Por primera vez en la historia de
nuestra Diócesis tendremos un templo expiatorio con Adoración
Perpetua, todos los fieles estamos invitados a visitar al Santísimo
para adorarle.
Recordemos también que en nuestra
Ciudad Episcopal de Santiago de Querétaro, existen el Templo
Expiatorio de San José de Gracia en el centro de la ciudad, atendido
por los padres Operarios Diocesanos y el Templo Expiatorio del Sagrado
Corazón de Jesús en la Colonia Jardines de Querétaro, atendido por la
Confraternidad de los Operarios del Reino de Cristo. Ambos dan
oportunidad a todos los fieles de gozar de la presencia eucarística de
Jesucristo para la adoración y oración durante el día, así como de
atención en el Sacramento de la Reconciliación.

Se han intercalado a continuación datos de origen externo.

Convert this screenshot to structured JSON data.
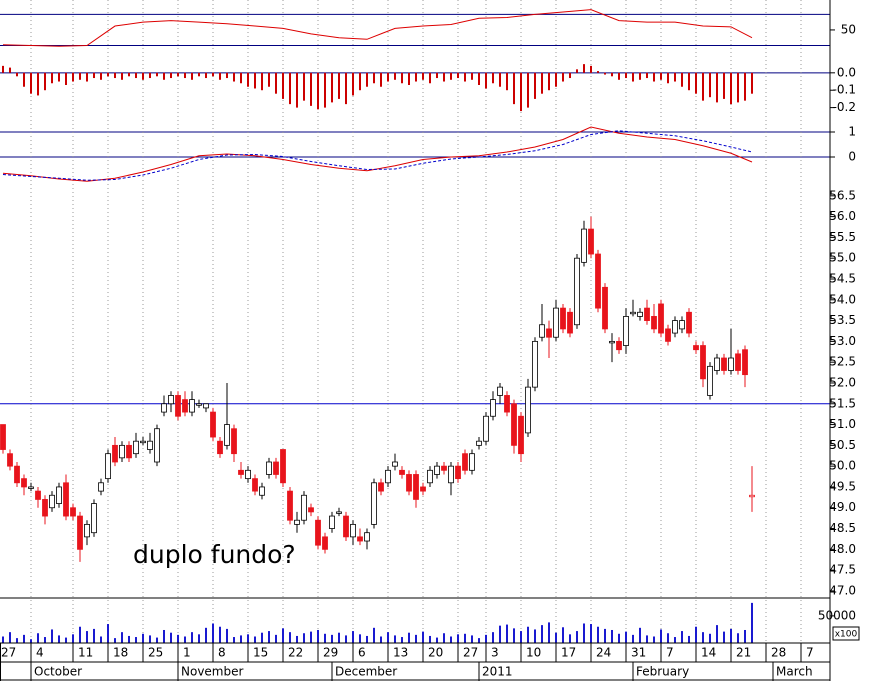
{
  "chart_data": [
    {
      "type": "line",
      "ylim": [
        5,
        82
      ],
      "yticks": [
        50
      ],
      "levels": [
        70,
        30
      ],
      "level_color": "#000080",
      "series": [
        {
          "color": "#dd0000",
          "x": [
            0,
            4,
            8,
            12,
            16,
            20,
            24,
            28,
            32,
            36,
            40,
            44,
            48,
            52,
            56,
            60,
            64,
            68,
            72,
            76,
            80,
            84,
            88,
            92,
            96,
            100,
            104,
            107
          ],
          "values": [
            31,
            30,
            29,
            30,
            55,
            60,
            62,
            60,
            58,
            55,
            52,
            45,
            40,
            38,
            52,
            55,
            57,
            65,
            66,
            70,
            73,
            76,
            62,
            60,
            60,
            55,
            54,
            40
          ]
        }
      ]
    },
    {
      "type": "bar",
      "ylim": [
        -0.3,
        0.045
      ],
      "yticks": [
        {
          "value": 0,
          "label": "0.0"
        },
        -0.1,
        -0.2
      ],
      "color": "#cc0000",
      "values": [
        0.04,
        0.03,
        -0.02,
        -0.08,
        -0.12,
        -0.13,
        -0.1,
        -0.06,
        -0.05,
        -0.07,
        -0.05,
        -0.04,
        -0.05,
        -0.03,
        -0.04,
        -0.02,
        -0.03,
        -0.04,
        -0.02,
        -0.03,
        -0.04,
        -0.03,
        -0.02,
        -0.04,
        -0.03,
        -0.02,
        -0.03,
        -0.04,
        -0.02,
        -0.03,
        -0.02,
        -0.04,
        -0.03,
        -0.05,
        -0.06,
        -0.08,
        -0.09,
        -0.1,
        -0.08,
        -0.12,
        -0.15,
        -0.18,
        -0.2,
        -0.16,
        -0.19,
        -0.21,
        -0.2,
        -0.17,
        -0.15,
        -0.18,
        -0.13,
        -0.1,
        -0.08,
        -0.06,
        -0.08,
        -0.05,
        -0.04,
        -0.06,
        -0.07,
        -0.05,
        -0.04,
        -0.06,
        -0.03,
        -0.05,
        -0.04,
        -0.03,
        -0.05,
        -0.04,
        -0.07,
        -0.09,
        -0.06,
        -0.08,
        -0.1,
        -0.18,
        -0.22,
        -0.2,
        -0.15,
        -0.12,
        -0.1,
        -0.08,
        -0.05,
        -0.03,
        0.02,
        0.05,
        0.04,
        0.01,
        -0.01,
        -0.02,
        -0.04,
        -0.03,
        -0.05,
        -0.04,
        -0.03,
        -0.05,
        -0.04,
        -0.06,
        -0.05,
        -0.08,
        -0.1,
        -0.12,
        -0.16,
        -0.14,
        -0.17,
        -0.15,
        -0.18,
        -0.17,
        -0.16,
        -0.12
      ]
    },
    {
      "type": "line",
      "ylim": [
        -1.12,
        1.28
      ],
      "yticks": [
        1,
        0
      ],
      "zero_line": true,
      "series": [
        {
          "color": "#dd0000",
          "x": [
            0,
            4,
            8,
            12,
            16,
            20,
            24,
            28,
            32,
            36,
            40,
            44,
            48,
            52,
            56,
            60,
            64,
            68,
            72,
            76,
            80,
            84,
            88,
            92,
            96,
            100,
            104,
            107
          ],
          "values": [
            -0.65,
            -0.75,
            -0.88,
            -0.97,
            -0.85,
            -0.6,
            -0.3,
            0.05,
            0.12,
            0.05,
            -0.1,
            -0.3,
            -0.45,
            -0.55,
            -0.35,
            -0.1,
            0.0,
            0.05,
            0.2,
            0.4,
            0.7,
            1.2,
            0.95,
            0.8,
            0.7,
            0.45,
            0.15,
            -0.2
          ]
        },
        {
          "color": "#0000cc",
          "dashed": true,
          "x": [
            0,
            4,
            8,
            12,
            16,
            20,
            24,
            28,
            32,
            36,
            40,
            44,
            48,
            52,
            56,
            60,
            64,
            68,
            72,
            76,
            80,
            84,
            88,
            92,
            96,
            100,
            104,
            107
          ],
          "values": [
            -0.7,
            -0.78,
            -0.85,
            -0.93,
            -0.9,
            -0.72,
            -0.45,
            -0.1,
            0.08,
            0.1,
            0.02,
            -0.18,
            -0.35,
            -0.5,
            -0.48,
            -0.25,
            -0.08,
            0.0,
            0.1,
            0.25,
            0.5,
            0.9,
            1.05,
            0.95,
            0.85,
            0.65,
            0.4,
            0.2
          ]
        }
      ]
    },
    {
      "type": "candlestick",
      "ylim": [
        46.83,
        56.76
      ],
      "yticks": [
        56.5,
        {
          "value": 56,
          "label": "56.0"
        },
        55.5,
        {
          "value": 55,
          "label": "55.0"
        },
        54.5,
        {
          "value": 54,
          "label": "54.0"
        },
        53.5,
        {
          "value": 53,
          "label": "53.0"
        },
        52.5,
        {
          "value": 52,
          "label": "52.0"
        },
        51.5,
        {
          "value": 51,
          "label": "51.0"
        },
        50.5,
        {
          "value": 50,
          "label": "50.0"
        },
        49.5,
        {
          "value": 49,
          "label": "49.0"
        },
        48.5,
        {
          "value": 48,
          "label": "48.0"
        },
        47.5,
        {
          "value": 47,
          "label": "47.0"
        }
      ],
      "hlines": [
        51.5
      ],
      "hline_color": "#0000cc",
      "up_color": "#ffffff",
      "down_color": "#e8141c",
      "annotation": "duplo fundo?",
      "annotation_color": "#0000dd",
      "candles": [
        [
          51.0,
          51.0,
          50.3,
          50.4
        ],
        [
          50.3,
          50.4,
          49.9,
          50.0
        ],
        [
          50.0,
          50.1,
          49.5,
          49.6
        ],
        [
          49.7,
          49.8,
          49.3,
          49.5
        ],
        [
          49.5,
          49.6,
          49.4,
          49.5
        ],
        [
          49.4,
          49.5,
          49.0,
          49.2
        ],
        [
          49.2,
          49.3,
          48.6,
          48.8
        ],
        [
          49.0,
          49.4,
          48.9,
          49.3
        ],
        [
          49.1,
          49.6,
          49.0,
          49.5
        ],
        [
          49.6,
          49.8,
          48.7,
          48.8
        ],
        [
          49.0,
          49.1,
          48.7,
          48.8
        ],
        [
          48.8,
          48.9,
          47.7,
          48.0
        ],
        [
          48.3,
          48.7,
          48.1,
          48.6
        ],
        [
          48.4,
          49.2,
          48.3,
          49.1
        ],
        [
          49.4,
          49.7,
          49.3,
          49.6
        ],
        [
          49.7,
          50.4,
          49.6,
          50.3
        ],
        [
          50.5,
          50.7,
          50.0,
          50.1
        ],
        [
          50.2,
          50.6,
          50.1,
          50.5
        ],
        [
          50.5,
          50.6,
          50.1,
          50.2
        ],
        [
          50.3,
          50.8,
          50.2,
          50.6
        ],
        [
          50.6,
          50.7,
          50.5,
          50.6
        ],
        [
          50.4,
          50.8,
          50.3,
          50.6
        ],
        [
          50.1,
          51.0,
          50.0,
          50.9
        ],
        [
          51.3,
          51.7,
          51.2,
          51.5
        ],
        [
          51.5,
          51.8,
          51.3,
          51.7
        ],
        [
          51.7,
          51.8,
          51.1,
          51.2
        ],
        [
          51.6,
          51.8,
          51.2,
          51.3
        ],
        [
          51.3,
          51.8,
          51.2,
          51.6
        ],
        [
          51.5,
          51.6,
          51.4,
          51.5
        ],
        [
          51.4,
          51.5,
          51.3,
          51.5
        ],
        [
          51.3,
          51.4,
          50.6,
          50.7
        ],
        [
          50.6,
          50.7,
          50.2,
          50.3
        ],
        [
          50.5,
          52.0,
          50.4,
          51.0
        ],
        [
          50.9,
          51.0,
          50.1,
          50.3
        ],
        [
          49.9,
          50.1,
          49.7,
          49.8
        ],
        [
          49.7,
          50.0,
          49.6,
          49.9
        ],
        [
          49.7,
          49.8,
          49.3,
          49.4
        ],
        [
          49.3,
          49.6,
          49.2,
          49.5
        ],
        [
          49.8,
          50.2,
          49.7,
          50.1
        ],
        [
          50.1,
          50.2,
          49.7,
          49.8
        ],
        [
          50.4,
          50.4,
          49.5,
          49.6
        ],
        [
          49.4,
          49.5,
          48.6,
          48.7
        ],
        [
          48.6,
          48.9,
          48.4,
          48.7
        ],
        [
          48.7,
          49.4,
          48.6,
          49.3
        ],
        [
          49.0,
          49.1,
          48.8,
          48.9
        ],
        [
          48.7,
          48.8,
          48.0,
          48.1
        ],
        [
          48.3,
          48.4,
          47.9,
          48.0
        ],
        [
          48.5,
          48.9,
          48.4,
          48.8
        ],
        [
          48.9,
          49.0,
          48.8,
          48.9
        ],
        [
          48.8,
          48.9,
          48.2,
          48.3
        ],
        [
          48.3,
          48.7,
          48.1,
          48.6
        ],
        [
          48.3,
          48.5,
          48.1,
          48.2
        ],
        [
          48.2,
          48.5,
          48.0,
          48.4
        ],
        [
          48.6,
          49.7,
          48.5,
          49.6
        ],
        [
          49.6,
          49.7,
          49.3,
          49.4
        ],
        [
          49.6,
          50.0,
          49.5,
          49.9
        ],
        [
          50.0,
          50.3,
          49.9,
          50.1
        ],
        [
          49.9,
          50.0,
          49.7,
          49.8
        ],
        [
          49.8,
          49.9,
          49.3,
          49.4
        ],
        [
          49.8,
          49.9,
          49.0,
          49.2
        ],
        [
          49.5,
          49.6,
          49.3,
          49.4
        ],
        [
          49.6,
          50.0,
          49.5,
          49.9
        ],
        [
          49.8,
          50.1,
          49.7,
          50.0
        ],
        [
          50.0,
          50.1,
          49.8,
          49.9
        ],
        [
          49.6,
          50.1,
          49.3,
          50.0
        ],
        [
          50.0,
          50.1,
          49.6,
          49.7
        ],
        [
          50.3,
          50.4,
          49.8,
          49.9
        ],
        [
          49.9,
          50.4,
          49.8,
          50.3
        ],
        [
          50.5,
          50.7,
          50.4,
          50.6
        ],
        [
          50.6,
          51.3,
          50.5,
          51.2
        ],
        [
          51.2,
          51.8,
          51.1,
          51.6
        ],
        [
          51.7,
          52.0,
          51.5,
          51.9
        ],
        [
          51.7,
          51.8,
          51.2,
          51.3
        ],
        [
          51.5,
          51.6,
          50.3,
          50.5
        ],
        [
          51.2,
          51.3,
          50.1,
          50.3
        ],
        [
          50.8,
          52.1,
          50.7,
          51.9
        ],
        [
          51.9,
          53.1,
          51.8,
          53.0
        ],
        [
          53.1,
          53.9,
          53.0,
          53.4
        ],
        [
          53.3,
          53.5,
          52.6,
          53.1
        ],
        [
          53.1,
          54.0,
          53.0,
          53.8
        ],
        [
          53.8,
          53.9,
          53.2,
          53.3
        ],
        [
          53.7,
          53.8,
          53.1,
          53.2
        ],
        [
          53.4,
          55.1,
          53.3,
          55.0
        ],
        [
          54.9,
          55.9,
          54.8,
          55.7
        ],
        [
          55.7,
          56.0,
          55.0,
          55.1
        ],
        [
          55.1,
          55.2,
          53.7,
          53.8
        ],
        [
          54.3,
          54.4,
          53.2,
          53.3
        ],
        [
          53.0,
          53.2,
          52.5,
          53.0
        ],
        [
          53.0,
          53.1,
          52.7,
          52.8
        ],
        [
          52.9,
          53.8,
          52.7,
          53.6
        ],
        [
          53.7,
          54.0,
          53.6,
          53.7
        ],
        [
          53.6,
          53.8,
          53.5,
          53.7
        ],
        [
          53.8,
          54.0,
          53.4,
          53.5
        ],
        [
          53.6,
          53.9,
          53.2,
          53.3
        ],
        [
          53.9,
          54.0,
          53.1,
          53.2
        ],
        [
          53.3,
          53.4,
          52.9,
          53.0
        ],
        [
          53.2,
          53.6,
          53.1,
          53.5
        ],
        [
          53.3,
          53.6,
          53.2,
          53.5
        ],
        [
          53.7,
          53.8,
          53.1,
          53.2
        ],
        [
          52.9,
          53.0,
          52.7,
          52.8
        ],
        [
          52.9,
          53.0,
          51.9,
          52.1
        ],
        [
          51.7,
          52.5,
          51.6,
          52.4
        ],
        [
          52.3,
          52.7,
          52.2,
          52.6
        ],
        [
          52.6,
          52.7,
          52.2,
          52.3
        ],
        [
          52.3,
          53.3,
          52.2,
          52.6
        ],
        [
          52.7,
          52.8,
          52.2,
          52.3
        ],
        [
          52.8,
          52.9,
          51.9,
          52.2
        ],
        [
          49.3,
          50.0,
          48.9,
          49.3
        ]
      ],
      "xticks": [
        {
          "value": -1,
          "label": "27"
        },
        4,
        {
          "value": 10,
          "label": "11"
        },
        {
          "value": 15,
          "label": "18"
        },
        {
          "value": 20,
          "label": "25"
        },
        {
          "value": 25,
          "label": "1"
        },
        {
          "value": 30,
          "label": "8"
        },
        {
          "value": 35,
          "label": "15"
        },
        {
          "value": 40,
          "label": "22"
        },
        {
          "value": 45,
          "label": "29"
        },
        {
          "value": 50,
          "label": "6"
        },
        {
          "value": 55,
          "label": "13"
        },
        {
          "value": 60,
          "label": "20"
        },
        {
          "value": 65,
          "label": "27"
        },
        {
          "value": 69,
          "label": "3"
        },
        {
          "value": 74,
          "label": "10"
        },
        {
          "value": 79,
          "label": "17"
        },
        {
          "value": 84,
          "label": "24"
        },
        {
          "value": 89,
          "label": "31"
        },
        {
          "value": 94,
          "label": "7"
        },
        {
          "value": 99,
          "label": "14"
        },
        {
          "value": 104,
          "label": "21"
        },
        {
          "value": 109,
          "label": "28"
        },
        {
          "value": 114,
          "label": "7"
        }
      ],
      "months": [
        {
          "value": 4,
          "label": "October"
        },
        {
          "value": 25,
          "label": "November"
        },
        {
          "value": 47,
          "label": "December"
        },
        {
          "value": 68,
          "label": "2011"
        },
        {
          "value": 90,
          "label": "February"
        },
        {
          "value": 110,
          "label": "March"
        }
      ]
    },
    {
      "type": "bar",
      "ylim": [
        0,
        83000
      ],
      "yticks": [
        50000
      ],
      "color": "#1a1ad0",
      "multiplier": "x100",
      "values": [
        12000,
        20000,
        9000,
        15000,
        7000,
        18000,
        11000,
        25000,
        14000,
        10000,
        16000,
        30000,
        22000,
        26000,
        12000,
        35000,
        9000,
        20000,
        13000,
        11000,
        17000,
        14000,
        10000,
        24000,
        19000,
        15000,
        12000,
        20000,
        16000,
        28000,
        36000,
        30000,
        26000,
        11000,
        14000,
        16000,
        12000,
        19000,
        22000,
        15000,
        27000,
        20000,
        13000,
        18000,
        21000,
        24000,
        17000,
        15000,
        19000,
        14000,
        22000,
        16000,
        13000,
        28000,
        12000,
        20000,
        14000,
        11000,
        19000,
        15000,
        21000,
        13000,
        10000,
        18000,
        12000,
        16000,
        17000,
        14000,
        9000,
        15000,
        20000,
        32000,
        34000,
        27000,
        22000,
        30000,
        25000,
        33000,
        38000,
        19000,
        29000,
        16000,
        22000,
        36000,
        35000,
        30000,
        26000,
        24000,
        17000,
        21000,
        15000,
        28000,
        14000,
        12000,
        25000,
        18000,
        11000,
        22000,
        13000,
        30000,
        20000,
        17000,
        33000,
        21000,
        26000,
        18000,
        24000,
        74000
      ]
    }
  ]
}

Durante el pasado XLVIII Congreso
Eucarístico Internacional celebrado en nuestra Patria hemos cantado:
GLORIA A TI, HOSTIA SANTA Y BENDITA, SACRAMENTO, MISTERIO DE AMOR; LUZ
Y VIDA DEL NUEVO MILENIO, ESPERANZA Y CAMINO HACIA DIOS. Las siete
conclusiones del Congreso Eucarístico
son:
1) Urge
resaltar la importancia de la Eucaristía dominical;
2) Resaltar
nuevamente la fiesta y la procesión del Corpus Christi;
3)
Revalorizar la adoración eucarística en todas sus formas, incluida la
Adoración Nocturna;
4) Buscar
la Comunión frecuente y digna, acompañada del sacramento de la
Reconciliación;
5)
Fortalecer el espíritu de misión que nace de la Eucaristía;
6)
Compartir con los pobres la mesa y la Misa, en servicio de caridad;
7) Renovar
en la Eucaristía, la fe, el sacrificio, la comunión y el servicio,
como un signo para la Iglesia católica y el mundo.